What are VLANs ?


 

Virtual Local Area Networks, or VLANs, are groups of devices on a LAN that are configured to communicate as if they were attached to the same wire. A VLAN is a broadcast domain, which is a group of devices that are able to communicate via a broadcast message. VLANs allow you to break up one physical switch into multiple virtual switches. Traffic is segmented from other traffic when it is placed in a VLAN. Traffic cannot communicate directly from one VLAN to another without a router or SVI(Switched Virtual Interfaces) on a layer 3 switch. Imagine your company, xyz inc., has three departments and your devices are spread out through multiple buildings. You don't want users in any one department to be able to communicate with the other departments. You can accomplish this with the use of three distinct VLANs. Without the use of VLANs, you would need to have a separate physical switch for each department to accomplish the same segmentation. 

VLANs are associated with IP networks. For example, all users associated with network 192.168.1.0/24 are a part of the same VLAN. In switched networks, VLANs get assigned to access ports to add it to the broadcast domain.

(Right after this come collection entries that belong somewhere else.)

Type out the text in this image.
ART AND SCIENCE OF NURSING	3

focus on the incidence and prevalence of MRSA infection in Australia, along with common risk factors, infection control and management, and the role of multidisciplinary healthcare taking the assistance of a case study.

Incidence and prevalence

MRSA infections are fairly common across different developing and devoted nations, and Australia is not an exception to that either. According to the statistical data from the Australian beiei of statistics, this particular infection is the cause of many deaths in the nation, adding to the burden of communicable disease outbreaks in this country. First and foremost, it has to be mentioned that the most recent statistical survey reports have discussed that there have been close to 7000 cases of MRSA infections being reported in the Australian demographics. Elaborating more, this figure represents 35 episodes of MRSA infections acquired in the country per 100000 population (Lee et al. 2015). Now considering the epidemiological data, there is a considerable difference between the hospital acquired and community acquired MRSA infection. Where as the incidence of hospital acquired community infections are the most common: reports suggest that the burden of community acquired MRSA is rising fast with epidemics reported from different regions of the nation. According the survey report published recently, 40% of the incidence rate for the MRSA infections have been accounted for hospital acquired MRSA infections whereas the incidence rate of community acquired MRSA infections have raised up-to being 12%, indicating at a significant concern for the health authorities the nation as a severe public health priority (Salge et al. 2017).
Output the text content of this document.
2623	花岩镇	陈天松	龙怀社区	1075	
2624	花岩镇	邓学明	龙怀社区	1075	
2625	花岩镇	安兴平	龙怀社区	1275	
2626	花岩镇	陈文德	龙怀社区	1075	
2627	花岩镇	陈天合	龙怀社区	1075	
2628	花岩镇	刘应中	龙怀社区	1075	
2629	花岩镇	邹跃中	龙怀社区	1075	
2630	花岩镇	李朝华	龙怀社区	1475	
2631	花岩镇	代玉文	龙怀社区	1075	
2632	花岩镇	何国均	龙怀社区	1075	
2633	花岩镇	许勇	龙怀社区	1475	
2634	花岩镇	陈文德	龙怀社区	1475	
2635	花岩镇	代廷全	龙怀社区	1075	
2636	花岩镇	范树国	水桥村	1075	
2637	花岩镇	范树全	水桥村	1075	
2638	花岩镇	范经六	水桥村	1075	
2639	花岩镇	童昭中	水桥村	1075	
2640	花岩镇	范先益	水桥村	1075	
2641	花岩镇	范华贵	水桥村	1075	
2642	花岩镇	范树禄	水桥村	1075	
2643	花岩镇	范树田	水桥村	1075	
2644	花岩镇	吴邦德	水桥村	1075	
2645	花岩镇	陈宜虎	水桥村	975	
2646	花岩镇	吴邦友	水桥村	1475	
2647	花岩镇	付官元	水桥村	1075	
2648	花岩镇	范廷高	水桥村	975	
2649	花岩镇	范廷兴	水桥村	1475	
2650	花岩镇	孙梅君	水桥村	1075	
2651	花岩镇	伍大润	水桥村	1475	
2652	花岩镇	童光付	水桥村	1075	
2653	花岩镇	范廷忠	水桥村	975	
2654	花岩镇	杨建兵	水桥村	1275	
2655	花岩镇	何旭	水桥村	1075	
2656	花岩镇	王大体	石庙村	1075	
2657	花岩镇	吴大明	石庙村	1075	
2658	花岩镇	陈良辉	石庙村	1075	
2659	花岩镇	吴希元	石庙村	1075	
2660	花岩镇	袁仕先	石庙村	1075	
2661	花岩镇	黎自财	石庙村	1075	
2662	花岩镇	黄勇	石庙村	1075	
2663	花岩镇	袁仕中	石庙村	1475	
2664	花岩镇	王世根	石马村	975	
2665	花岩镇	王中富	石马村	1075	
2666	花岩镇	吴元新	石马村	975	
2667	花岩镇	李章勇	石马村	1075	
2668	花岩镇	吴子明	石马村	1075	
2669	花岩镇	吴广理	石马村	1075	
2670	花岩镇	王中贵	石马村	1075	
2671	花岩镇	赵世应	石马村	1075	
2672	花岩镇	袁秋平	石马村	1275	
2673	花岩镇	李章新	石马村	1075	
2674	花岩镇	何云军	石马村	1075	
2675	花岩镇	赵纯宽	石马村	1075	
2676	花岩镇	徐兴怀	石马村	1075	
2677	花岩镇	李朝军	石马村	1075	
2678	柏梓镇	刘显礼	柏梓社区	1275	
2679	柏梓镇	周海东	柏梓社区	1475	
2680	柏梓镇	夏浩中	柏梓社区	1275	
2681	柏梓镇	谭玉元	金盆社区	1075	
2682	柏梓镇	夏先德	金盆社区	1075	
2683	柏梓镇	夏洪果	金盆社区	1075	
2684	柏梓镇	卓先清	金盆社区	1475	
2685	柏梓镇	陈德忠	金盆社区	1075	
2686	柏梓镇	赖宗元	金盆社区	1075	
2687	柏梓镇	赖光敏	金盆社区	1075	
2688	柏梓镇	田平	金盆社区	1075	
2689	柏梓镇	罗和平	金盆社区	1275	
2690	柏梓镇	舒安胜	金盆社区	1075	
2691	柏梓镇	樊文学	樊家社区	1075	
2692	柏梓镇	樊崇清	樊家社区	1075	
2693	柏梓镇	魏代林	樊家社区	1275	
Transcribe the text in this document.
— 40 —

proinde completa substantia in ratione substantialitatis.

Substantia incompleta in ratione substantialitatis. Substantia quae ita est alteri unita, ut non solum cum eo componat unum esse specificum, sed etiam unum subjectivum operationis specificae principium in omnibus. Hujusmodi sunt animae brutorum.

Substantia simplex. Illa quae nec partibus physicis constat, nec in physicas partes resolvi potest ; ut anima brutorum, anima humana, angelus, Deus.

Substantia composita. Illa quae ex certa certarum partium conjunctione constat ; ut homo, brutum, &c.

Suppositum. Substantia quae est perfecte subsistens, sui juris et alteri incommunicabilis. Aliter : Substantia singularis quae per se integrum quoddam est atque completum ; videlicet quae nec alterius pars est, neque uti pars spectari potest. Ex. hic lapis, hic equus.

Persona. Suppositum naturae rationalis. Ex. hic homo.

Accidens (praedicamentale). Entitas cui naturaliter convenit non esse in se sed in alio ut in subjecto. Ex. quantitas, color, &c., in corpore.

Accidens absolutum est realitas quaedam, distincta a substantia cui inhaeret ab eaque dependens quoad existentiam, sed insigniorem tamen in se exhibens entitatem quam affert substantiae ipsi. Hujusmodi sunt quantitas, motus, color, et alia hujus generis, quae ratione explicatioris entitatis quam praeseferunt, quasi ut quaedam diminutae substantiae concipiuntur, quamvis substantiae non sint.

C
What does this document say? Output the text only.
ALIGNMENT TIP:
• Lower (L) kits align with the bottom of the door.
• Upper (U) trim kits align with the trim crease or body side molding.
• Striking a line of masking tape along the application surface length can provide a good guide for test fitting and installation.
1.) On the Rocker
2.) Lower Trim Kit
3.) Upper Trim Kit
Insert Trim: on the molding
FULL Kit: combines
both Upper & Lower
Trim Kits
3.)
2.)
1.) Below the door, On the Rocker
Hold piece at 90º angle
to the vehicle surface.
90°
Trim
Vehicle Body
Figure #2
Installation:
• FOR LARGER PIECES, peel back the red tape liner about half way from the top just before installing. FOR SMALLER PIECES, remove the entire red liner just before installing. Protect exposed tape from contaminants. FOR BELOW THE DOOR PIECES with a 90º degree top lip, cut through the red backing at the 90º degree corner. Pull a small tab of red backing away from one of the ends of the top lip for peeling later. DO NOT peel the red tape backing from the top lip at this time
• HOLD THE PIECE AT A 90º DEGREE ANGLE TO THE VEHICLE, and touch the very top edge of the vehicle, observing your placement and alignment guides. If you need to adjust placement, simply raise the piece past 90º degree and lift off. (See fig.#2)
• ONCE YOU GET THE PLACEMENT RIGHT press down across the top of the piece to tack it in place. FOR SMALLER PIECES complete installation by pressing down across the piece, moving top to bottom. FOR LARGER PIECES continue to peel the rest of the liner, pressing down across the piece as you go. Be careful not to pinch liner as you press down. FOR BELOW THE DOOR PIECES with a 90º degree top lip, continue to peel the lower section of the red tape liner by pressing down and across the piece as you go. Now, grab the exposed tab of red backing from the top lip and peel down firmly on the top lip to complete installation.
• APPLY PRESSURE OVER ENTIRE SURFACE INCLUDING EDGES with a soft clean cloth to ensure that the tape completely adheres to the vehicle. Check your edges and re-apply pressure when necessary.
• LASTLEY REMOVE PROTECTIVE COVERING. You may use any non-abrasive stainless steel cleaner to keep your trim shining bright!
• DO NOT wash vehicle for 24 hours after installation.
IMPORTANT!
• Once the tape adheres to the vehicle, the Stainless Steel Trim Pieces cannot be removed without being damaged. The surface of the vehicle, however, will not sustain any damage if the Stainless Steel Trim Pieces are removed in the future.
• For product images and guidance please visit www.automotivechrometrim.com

In order for other switches to know how to forward traffic for the VLAN you need to tag traffic as it leaves one switch and enters the other switch. This tag is a 12-bit identifier known as the VLAN ID. This is why when you look in a switch there is only 4094 possible VLANs(2^12). The VLAN ID range is 1-4094. In order for VLANs to be extended to other switches you need to know the difference between access ports and trunk ports. Access ports are ports that belong to a single VLAN and trunk ports are ports that belong to multiple VLANs. Trunk ports have to tag each packet that leaves the port(unless its untagged). In order for this to work the switch has to keep a table that identifies the device(MAC address) and the VLAN/interface that the device is a part of. This is known as the TCAM table and contains MAC addresses, VLANs, Interfaces, etc. Each time you manually configure as an access port you associate that port with that VLAN.

#configure terminal

(config)# interface gi0/1

(config)# switchport mode access

(config)# switchport access vlan 25

(config)# interface gi0/2

(config)# switchport mode trunk

So what happens when the switch is sending traffic that does not belong to a VLAN ? This is the purpose of the native VLAN. The native VLAN is used for traffic that is sent or received that is untagged. To associate untagged traffic with a VLAN, configure the native VLAN on the trunk interface.

(config)# interface gi0/2

(config)# switchport trunk native vlan 10

I should mention that the standard for tagging traffic is 802.1q. Often called "dot1q" by those that live at the packet layer.